O ESTADÃO - 05/02/12
No próximo mês a estabilidade da economia completa maioridade.
Há 18 anos o ex-presidente Itamar Franco e seu ministro da Fazenda, Fernando Henrique Cardoso, criaram a Unidade Real de Valor (URV), uma moeda escritural de transição que deu origem ao real e liquidou com a inflação no Brasil. A geração de brasileiros que completam 18 anos este ano não conheceu os sofrimentos cotidianos de viver com preços subindo a cada minuto e a moeda desmoralizada, demolida a cada dia. O ex-ministro Mario Henrique Simonsen chamou a URV de a mais genial invenção econômica que conheceu; economistas do mundo inteiro cumprimentaram Pérsio Arida e André Lara Resende por sua criativa e inovadora arquitetura.
A URV foi o começo de uma longa viagem de muitos caminhos, a construção de um novo paradigma de desenvolvimento ancorado por uma política econômica bem-sucedida, que atravessou quatro governos - Itamar, FHC, Lula e Dilma - e segue em construção.
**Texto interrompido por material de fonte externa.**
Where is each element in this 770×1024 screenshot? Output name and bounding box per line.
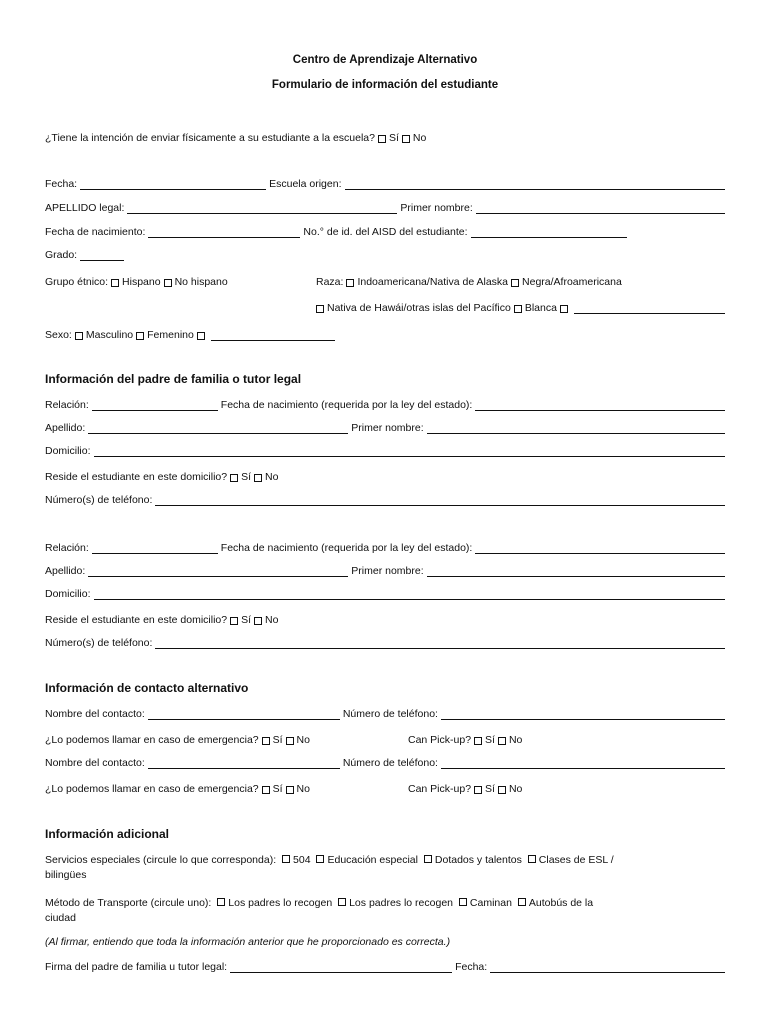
contact2-pickup-yes-label: Sí [485,783,495,795]
tr-bus-checkbox[interactable] [518,898,526,906]
female-checkbox[interactable] [136,332,144,340]
non-hispanic-checkbox[interactable] [164,279,172,287]
signature-date-field[interactable] [490,961,725,973]
male-label: Masculino [85,329,134,341]
guardian1-phone-field[interactable] [155,494,725,506]
non-hispanic-label: No hispano [174,276,228,288]
tr-bus-label: Autobús de la [528,897,594,909]
guardian2-lives-no-label: No [265,614,279,626]
guardian2-lives-no-checkbox[interactable] [254,617,262,625]
contact1-pickup-no-checkbox[interactable] [498,737,506,745]
guardian2-last-name-label: Apellido: [45,565,86,577]
signature-field[interactable] [230,961,452,973]
grade-label: Grado: [45,249,78,261]
race-hawaiian-checkbox[interactable] [316,305,324,313]
guardian1-phone-row [45,492,725,506]
race-white-label: Blanca [524,302,557,314]
contact1-emergency-row [45,732,310,746]
guardian2-last-name-field[interactable] [88,565,348,577]
tr-parents2-label: Los padres lo recogen [349,897,453,909]
contact2-emergency-row [45,781,310,795]
signature-label: Firma del padre de familia u tutor legal: [45,961,228,973]
transport-label: Método de Transporte (circule uno): [45,897,212,909]
contact1-pickup-yes-checkbox[interactable] [474,737,482,745]
male-checkbox[interactable] [75,332,83,340]
special-services [45,853,725,883]
tr-parents1-checkbox[interactable] [217,898,225,906]
guardian2-first-name-field[interactable] [427,565,725,577]
contact2-pickup-yes-checkbox[interactable] [474,786,482,794]
origin-school-field[interactable] [345,178,726,190]
svc-esl-checkbox[interactable] [528,855,536,863]
tr-bus-label-cont: ciudad [45,912,76,924]
birth-id-row [45,224,630,238]
contact2-row [45,755,725,769]
contact1-pickup-row [408,732,522,746]
intent-yes-label: Sí [388,132,399,144]
guardian2-name-row [45,563,725,577]
contact1-phone-label: Número de teléfono: [342,708,438,720]
sex-other-field[interactable] [211,329,335,341]
first-name-label: Primer nombre: [400,202,473,214]
guardian1-birth-date-field[interactable] [475,399,725,411]
contact1-pickup-label: Can Pick-up? [408,734,472,746]
date-school-row [45,176,725,190]
guardian1-lives-row [45,469,278,483]
guardian1-address-field[interactable] [94,445,725,457]
birth-date-label: Fecha de nacimiento: [45,226,146,238]
contact1-name-label: Nombre del contacto: [45,708,145,720]
guardian2-relation-field[interactable] [92,542,218,554]
guardian1-first-name-field[interactable] [427,422,725,434]
guardian1-relation-row [45,397,725,411]
guardian-heading: Información del padre de familia o tutor legal [45,372,302,386]
guardian1-address-label: Domicilio: [45,445,91,457]
contact1-emergency-no-label: No [296,734,310,746]
aisd-id-label: No.° de id. del AISD del estudiante: [303,226,468,238]
guardian2-relation-row [45,540,725,554]
svc-esl-label-cont: bilingües [45,869,87,881]
contact2-emergency-no-label: No [296,783,310,795]
date-label: Fecha: [45,178,78,190]
contact1-emergency-no-checkbox[interactable] [286,737,294,745]
guardian2-lives-row [45,612,278,626]
race-white-checkbox[interactable] [514,305,522,313]
contact1-emergency-yes-label: Sí [272,734,283,746]
signature-row [45,959,725,973]
svc-gifted-checkbox[interactable] [424,855,432,863]
grade-field[interactable] [80,249,124,261]
guardian2-relation-label: Relación: [45,542,89,554]
guardian2-address-field[interactable] [94,588,725,600]
svc-special-ed-label: Educación especial [327,854,418,866]
race-hawaiian-label: Nativa de Hawái/otras islas del Pacífico [327,302,511,314]
race-other-field[interactable] [574,302,725,314]
race-row [316,274,622,288]
race-other-checkbox[interactable] [560,305,568,313]
guardian2-lives-label: Reside el estudiante en este domicilio? [45,614,228,626]
grade-row [45,247,127,261]
origin-school-label: Escuela origen: [269,178,342,190]
guardian1-birth-date-label: Fecha de nacimiento (requerida por la ley del estado): [220,399,473,411]
female-label: Femenino [147,329,194,341]
legal-last-name-label: APELLIDO legal: [45,202,125,214]
additional-heading: Información adicional [45,827,170,841]
guardian1-lives-label: Reside el estudiante en este domicilio? [45,471,228,483]
signature-date-label: Fecha: [455,961,488,973]
aisd-id-field[interactable] [471,226,627,238]
contact1-name-field[interactable] [148,708,340,720]
tr-walk-checkbox[interactable] [459,898,467,906]
race-black-checkbox[interactable] [511,279,519,287]
guardian2-phone-field[interactable] [155,637,725,649]
svc-special-ed-checkbox[interactable] [316,855,324,863]
sex-label: Sexo: [45,329,72,341]
intent-question: ¿Tiene la intención de enviar físicamente a su estudiante a la escuela? [45,132,375,144]
tr-parents1-label: Los padres lo recogen [228,897,333,909]
guardian2-birth-date-label: Fecha de nacimiento (requerida por la ley del estado): [220,542,473,554]
services-label: Servicios especiales (circule lo que corresponda): [45,854,277,866]
birth-date-field[interactable] [148,226,300,238]
guardian1-phone-label: Número(s) de teléfono: [45,494,153,506]
guardian2-phone-row [45,635,725,649]
intent-row [45,130,426,144]
guardian1-lives-yes-label: Sí [241,471,252,483]
contact1-row [45,706,725,720]
date-field[interactable] [80,178,266,190]
tr-walk-label: Caminan [469,897,512,909]
contact1-pickup-no-label: No [508,734,523,746]
legal-last-name-field[interactable] [127,202,397,214]
guardian1-lives-no-label: No [265,471,279,483]
contact2-pickup-row [408,781,522,795]
race-row-2 [316,300,725,314]
contact2-name-field[interactable] [148,757,340,769]
ethnic-group-label: Grupo étnico: [45,276,109,288]
attestation-note: (Al firmar, entiendo que toda la información anterior que he proporcionado es correcta.) [45,936,451,948]
intent-no-checkbox[interactable] [402,135,410,143]
guardian2-address-row [45,586,725,600]
guardian2-lives-yes-checkbox[interactable] [230,617,238,625]
svc-esl-label: Clases de ESL / [538,854,614,866]
hispanic-checkbox[interactable] [111,279,119,287]
ethnic-group-row [45,274,228,288]
contact2-emergency-label: ¿Lo podemos llamar en caso de emergencia? [45,783,259,795]
hispanic-label: Hispano [122,276,161,288]
intent-no-label: No [412,132,427,144]
guardian1-last-name-field[interactable] [88,422,348,434]
contact-heading: Información de contacto alternativo [45,681,249,695]
guardian1-first-name-label: Primer nombre: [351,422,424,434]
intent-yes-checkbox[interactable] [378,135,386,143]
contact1-phone-field[interactable] [441,708,725,720]
guardian1-last-name-label: Apellido: [45,422,86,434]
form-subtitle: Formulario de información del estudiante [271,79,499,91]
tr-parents2-checkbox[interactable] [338,898,346,906]
guardian1-address-row [45,443,725,457]
first-name-field[interactable] [476,202,725,214]
sex-other-checkbox[interactable] [197,332,205,340]
contact2-phone-label: Número de teléfono: [342,757,438,769]
contact2-pickup-no-label: No [508,783,523,795]
svc-504-checkbox[interactable] [282,855,290,863]
guardian2-address-label: Domicilio: [45,588,91,600]
race-black-label: Negra/Afroamericana [522,276,622,288]
guardian1-lives-yes-checkbox[interactable] [230,474,238,482]
sex-row [45,327,338,341]
contact2-pickup-no-checkbox[interactable] [498,786,506,794]
svc-504-label: 504 [293,854,311,866]
form-title: Centro de Aprendizaje Alternativo [292,54,478,66]
contact2-emergency-no-checkbox[interactable] [286,786,294,794]
contact2-pickup-label: Can Pick-up? [408,783,472,795]
transport-method [45,896,725,926]
contact1-emergency-label: ¿Lo podemos llamar en caso de emergencia? [45,734,259,746]
contact2-name-label: Nombre del contacto: [45,757,145,769]
svc-gifted-label: Dotados y talentos [434,854,522,866]
contact2-emergency-yes-label: Sí [272,783,283,795]
guardian1-relation-field[interactable] [92,399,218,411]
guardian1-name-row [45,420,725,434]
guardian2-first-name-label: Primer nombre: [351,565,424,577]
contact2-phone-field[interactable] [441,757,725,769]
contact1-emergency-yes-checkbox[interactable] [262,737,270,745]
guardian2-phone-label: Número(s) de teléfono: [45,637,153,649]
race-label: Raza: [316,276,344,288]
contact1-pickup-yes-label: Sí [485,734,495,746]
guardian1-lives-no-checkbox[interactable] [254,474,262,482]
guardian1-relation-label: Relación: [45,399,89,411]
guardian2-birth-date-field[interactable] [475,542,725,554]
race-native-american-label: Indoamericana/Nativa de Alaska [357,276,509,288]
guardian2-lives-yes-label: Sí [241,614,252,626]
name-row [45,200,725,214]
contact2-emergency-yes-checkbox[interactable] [262,786,270,794]
race-native-american-checkbox[interactable] [346,279,354,287]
O ex-presidente Lula teve o mérito e o bom senso de segui-la e rejeitar o caminho da ruptura que pregara no passado. Dilma Rousseff continua a viagem, que vem dando certo: pôs o Brasil na posição de sexta economia do mundo e seu povo,a subir degraus na escala do bem-estar.
As mudanças que cada governante introduziu foram feitas em continuidade ao modelo, por acumulação, nunca por ruptura. Como em muitas outras experiências de sucesso na história econômica da humanidade.
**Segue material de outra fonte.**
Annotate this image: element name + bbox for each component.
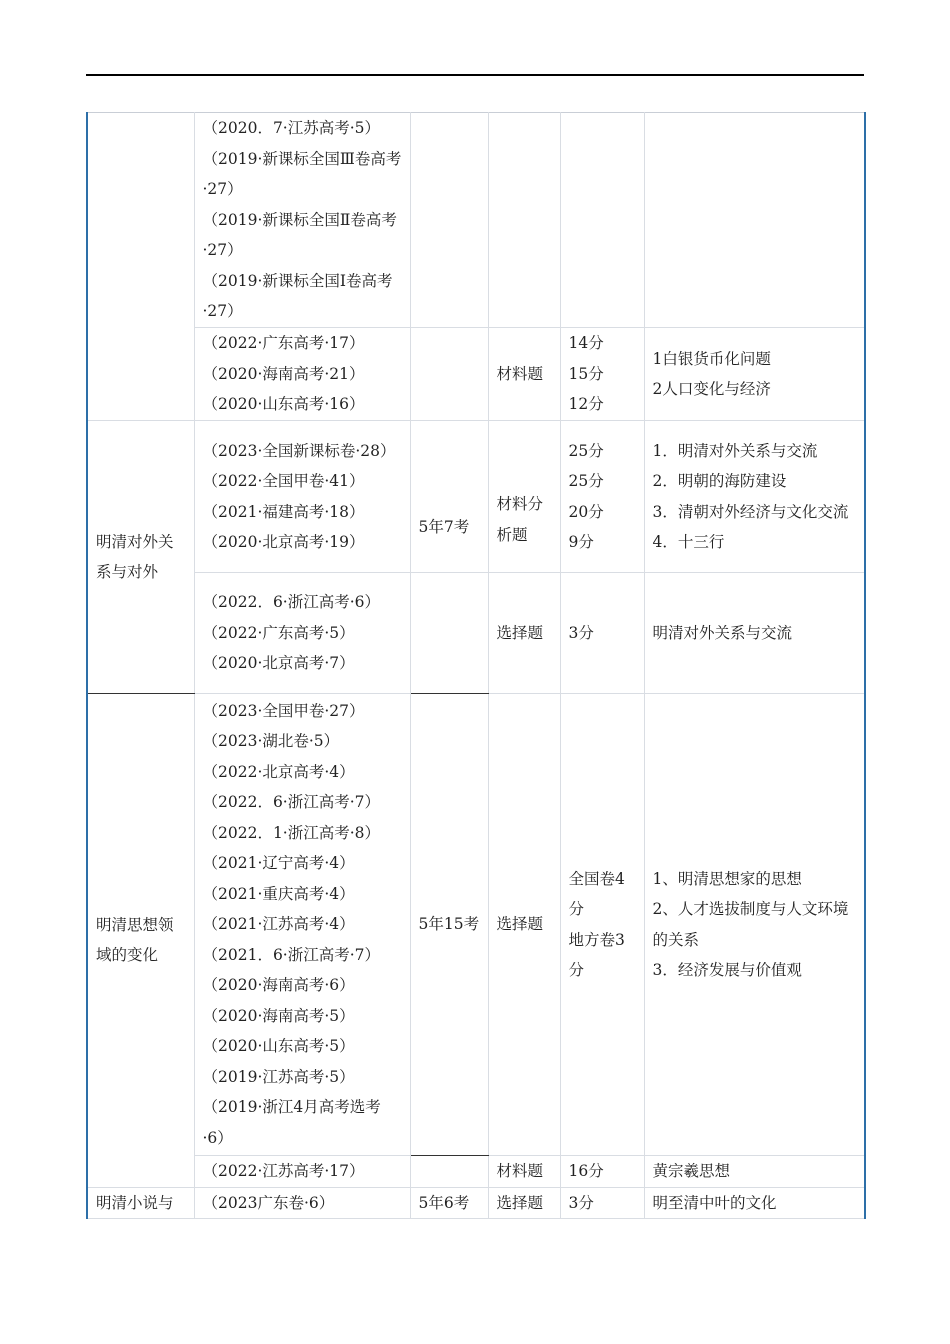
score-item: 20分 (568, 502, 604, 521)
score-item: 25分 (568, 441, 604, 460)
frequency-cell (410, 328, 488, 421)
points-cell (644, 328, 865, 421)
table-row (87, 1187, 865, 1219)
table-row (87, 113, 865, 328)
score-cell (560, 328, 644, 421)
source-item: （2023·湖北卷·5） (202, 732, 340, 751)
table-row (87, 573, 865, 694)
source-item: （2020·海南高考·5） (202, 1006, 355, 1025)
topic-cell (87, 113, 194, 421)
table-row (87, 328, 865, 421)
table-row (87, 1156, 865, 1188)
sources-cell (194, 328, 410, 421)
source-item: （2020·海南高考·21） (202, 364, 365, 383)
source-item: （2022·广东高考·5） (202, 623, 355, 642)
sources-cell (194, 573, 410, 694)
source-item: （2019·江苏高考·5） (202, 1067, 355, 1086)
source-item: （2022．6·浙江高考·7） (202, 793, 381, 812)
source-item: （2022．6·浙江高考·6） (202, 593, 381, 612)
source-item: （2021·福建高考·18） (202, 502, 365, 521)
sources-cell (194, 421, 410, 573)
table-row (87, 694, 865, 1156)
type-cell: 材料分析题 (488, 421, 560, 573)
score-cell: 3分 (560, 1187, 644, 1219)
frequency-cell (410, 113, 488, 328)
source-item: （2023·全国新课标卷·28） (202, 441, 396, 460)
table-row (87, 421, 865, 573)
frequency-cell: 5年6考 (410, 1187, 488, 1219)
source-item: （2022·北京高考·4） (202, 762, 355, 781)
sources-cell (194, 113, 410, 328)
topic-cell: 明清思想领域的变化 (87, 694, 194, 1188)
score-cell: 16分 (560, 1156, 644, 1188)
frequency-cell: 5年7考 (410, 421, 488, 573)
points-cell: 明至清中叶的文化 (644, 1187, 865, 1219)
score-item: 9分 (568, 533, 594, 551)
source-item: （2019·新课标全国Ⅱ卷高考·27） (202, 210, 397, 260)
source-item: （2023·全国甲卷·27） (202, 701, 365, 720)
type-cell: 材料题 (488, 328, 560, 421)
score-item: 全国卷4分 (568, 869, 625, 918)
sources-cell (194, 1156, 410, 1188)
points-cell (644, 113, 865, 328)
points-cell: 明清对外关系与交流 (644, 573, 865, 694)
point-item: 2．明朝的海防建设 (652, 472, 787, 490)
point-item: 1．明清对外关系与交流 (652, 441, 818, 460)
source-item: （2020·山东高考·5） (202, 1037, 355, 1056)
frequency-cell (410, 573, 488, 694)
score-cell (560, 421, 644, 573)
score-cell (560, 113, 644, 328)
source-item: （2020·北京高考·7） (202, 654, 355, 673)
source-item: （2021．6·浙江高考·7） (202, 945, 381, 964)
score-cell: 3分 (560, 573, 644, 694)
frequency-cell (410, 1156, 488, 1188)
points-cell: 黄宗羲思想 (644, 1156, 865, 1188)
sources-cell (194, 1187, 410, 1219)
type-cell (488, 113, 560, 328)
source-item: （2022·广东高考·17） (202, 334, 365, 353)
points-cell (644, 694, 865, 1156)
source-item: （2022．1·浙江高考·8） (202, 823, 381, 842)
exam-analysis-table (86, 112, 866, 1219)
sources-cell (194, 694, 410, 1156)
source-item: （2022·江苏高考·17） (202, 1162, 365, 1180)
points-cell (644, 421, 865, 573)
point-item: 2、人才选拔制度与人文环境的关系 (652, 900, 849, 949)
frequency-cell: 5年15考 (410, 694, 488, 1156)
point-item: 1、明清思想家的思想 (652, 869, 802, 888)
source-item: （2021·重庆高考·4） (202, 884, 355, 903)
score-item: 12分 (568, 395, 604, 414)
source-item: （2023广东卷·6） (202, 1193, 335, 1212)
source-item: （2019·新课标全国Ⅲ卷高考·27） (202, 149, 402, 199)
type-cell: 材料题 (488, 1156, 560, 1188)
point-item: 4．十三行 (652, 533, 725, 551)
source-item: （2020·海南高考·6） (202, 976, 355, 995)
point-item: 3．经济发展与价值观 (652, 961, 802, 979)
source-item: （2020·北京高考·19） (202, 533, 365, 551)
type-cell: 选择题 (488, 1187, 560, 1219)
score-item: 14分 (568, 334, 604, 353)
score-item: 25分 (568, 472, 604, 490)
source-item: （2019·浙江4月高考选考·6） (202, 1098, 381, 1147)
score-item: 15分 (568, 364, 604, 383)
point-item: 3．清朝对外经济与文化交流 (652, 502, 849, 521)
source-item: （2021·江苏高考·4） (202, 915, 355, 934)
score-cell (560, 694, 644, 1156)
source-item: （2020．7·江苏高考·5） (202, 119, 381, 138)
source-item: （2020·山东高考·16） (202, 395, 365, 414)
type-cell: 选择题 (488, 573, 560, 694)
score-item: 地方卷3分 (568, 930, 625, 979)
type-cell: 选择题 (488, 694, 560, 1156)
source-item: （2019·新课标全国Ⅰ卷高考·27） (202, 271, 393, 321)
topic-cell: 明清小说与 (87, 1187, 194, 1219)
source-item: （2021·辽宁高考·4） (202, 854, 355, 873)
point-item: 1白银货币化问题 (652, 349, 771, 368)
header-rule (86, 74, 864, 76)
point-item: 2人口变化与经济 (652, 380, 771, 398)
source-item: （2022·全国甲卷·41） (202, 472, 365, 490)
topic-cell: 明清对外关系与对外 (87, 421, 194, 694)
Por isso não passam de ridículas as frases feitas de Lula do tipo nunca antes na história deste país.
Ao reconhecer o papel "decisivo" de FHC na estabilidade econômica junto como "afetuoso abraço" que enviou em carta pelos seus 80 anos, Dilma parecia disposta a acabar com a pequenez do rancor, iniciar uma relação civilizada e justa com quem fez o real, a romper com os rompantes de criador da Pátria de Lula e aceitar que a História é construída ao longo do tempo e ultrapassa gerações e mandatos de governantes.
Mas a presidente tem dado para trás, tem usado a crise econômica dos países ricos para glorificar seu governo e criar para o Brasil um carimbo de "diferente", o que o teria livrado dos efeitos da crise. "O Brasil é diferente, nosso modelo é diferente dos outros modelos", discursou para uma plateia em Salvador, na segunda-feira. É também o que tem repetido em fóruns internacionais, com ar de quem ensina algo inédito: a crise deve ser combatida com crescimento, como Estado injetando dinheiro na economia para estimular a demanda.
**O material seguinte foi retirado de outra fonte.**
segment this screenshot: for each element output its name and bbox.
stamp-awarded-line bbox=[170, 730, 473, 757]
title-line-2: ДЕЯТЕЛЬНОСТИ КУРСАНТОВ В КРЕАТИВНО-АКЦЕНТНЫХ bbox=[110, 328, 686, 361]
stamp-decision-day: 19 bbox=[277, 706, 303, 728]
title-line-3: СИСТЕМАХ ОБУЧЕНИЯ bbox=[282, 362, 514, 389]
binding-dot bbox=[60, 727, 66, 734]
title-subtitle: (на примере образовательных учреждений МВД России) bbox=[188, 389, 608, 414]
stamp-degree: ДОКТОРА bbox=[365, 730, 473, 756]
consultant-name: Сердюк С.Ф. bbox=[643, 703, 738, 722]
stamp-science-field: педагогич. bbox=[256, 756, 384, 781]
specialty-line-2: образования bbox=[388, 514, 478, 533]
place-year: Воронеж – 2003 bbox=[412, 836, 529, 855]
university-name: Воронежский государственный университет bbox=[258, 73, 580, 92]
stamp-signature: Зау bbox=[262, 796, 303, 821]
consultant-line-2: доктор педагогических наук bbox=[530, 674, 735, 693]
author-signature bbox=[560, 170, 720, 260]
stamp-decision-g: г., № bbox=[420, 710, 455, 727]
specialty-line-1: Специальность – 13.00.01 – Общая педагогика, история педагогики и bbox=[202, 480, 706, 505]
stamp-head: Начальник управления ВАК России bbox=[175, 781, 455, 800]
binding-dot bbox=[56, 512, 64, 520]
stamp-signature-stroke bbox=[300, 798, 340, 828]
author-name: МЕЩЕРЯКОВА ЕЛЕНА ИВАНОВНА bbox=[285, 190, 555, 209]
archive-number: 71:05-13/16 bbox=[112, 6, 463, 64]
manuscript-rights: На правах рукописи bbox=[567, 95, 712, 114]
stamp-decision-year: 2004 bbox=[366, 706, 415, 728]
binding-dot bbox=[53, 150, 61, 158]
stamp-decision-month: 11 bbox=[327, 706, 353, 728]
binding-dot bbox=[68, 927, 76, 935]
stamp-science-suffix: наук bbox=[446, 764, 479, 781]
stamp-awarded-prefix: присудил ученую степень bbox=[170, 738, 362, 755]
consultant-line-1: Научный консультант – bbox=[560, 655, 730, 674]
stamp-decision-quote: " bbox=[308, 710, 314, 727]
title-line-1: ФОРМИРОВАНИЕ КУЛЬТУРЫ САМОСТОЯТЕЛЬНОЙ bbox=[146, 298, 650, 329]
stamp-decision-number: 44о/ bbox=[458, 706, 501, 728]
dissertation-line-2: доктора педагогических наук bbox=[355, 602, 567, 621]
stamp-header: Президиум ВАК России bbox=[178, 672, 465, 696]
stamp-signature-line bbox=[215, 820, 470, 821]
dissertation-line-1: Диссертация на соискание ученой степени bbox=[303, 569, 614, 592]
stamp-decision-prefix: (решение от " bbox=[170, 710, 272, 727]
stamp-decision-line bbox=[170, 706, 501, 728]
Além de não haver nenhuma novidade, seu conselho não faz do Brasil um país "diferente", por exemplo, das economias latino- americanas que têm crescido até mais do que nós. Quem concebeu a teoria de injetar dinheiro público na economia para estimular crescimento foi o economista inglês John Maynard Keynes.
Sua fórmula foi largamente aplicada por países capitalistas no período pós-2.ª Guerra Mundial até os anos 60. Ele aconselhava o gasto público, mas com equilíbrio fiscal e limites ao endividamento dos países. Em 2008 Lula aplicou a fórmula keynesiana, a economia se recuperou e saiu da crise.
Animada, Dilma passou a receitar o remédio para os países europeus. Só que agora o quadro é diferente dos anos 60. Se então havia dinheiro público disponível no mundo, em 2008 os governos da Europa e dos EUA esvaziaram os cofres e multiplicaram suas dívidas no socorro a bancos quebrados. Se agora eles não usam o Estado para retomar o crescimento, não é por que não querem, é porque não podem. Como escreveu André Lara Resende em recente artigo publicado no Valor Econômico: "É bem possível que hoje, 80 anos depois, o remédio keynesiano não possa mais ser aplicado". E a disciplina fiscal- que deu à Lula e Dilma folga de dinheiro para injetar na economia - começou a ser construída no governo FHC, com a imposição de limites de gastos e de endividamento à União, Estados e municípios e a criação da Lei de Responsabilidade Fiscal. O mérito deles foi dar continuidade.
A estabilidade da economia chega à maioridade, mas ainda falta maturidade nos governantes.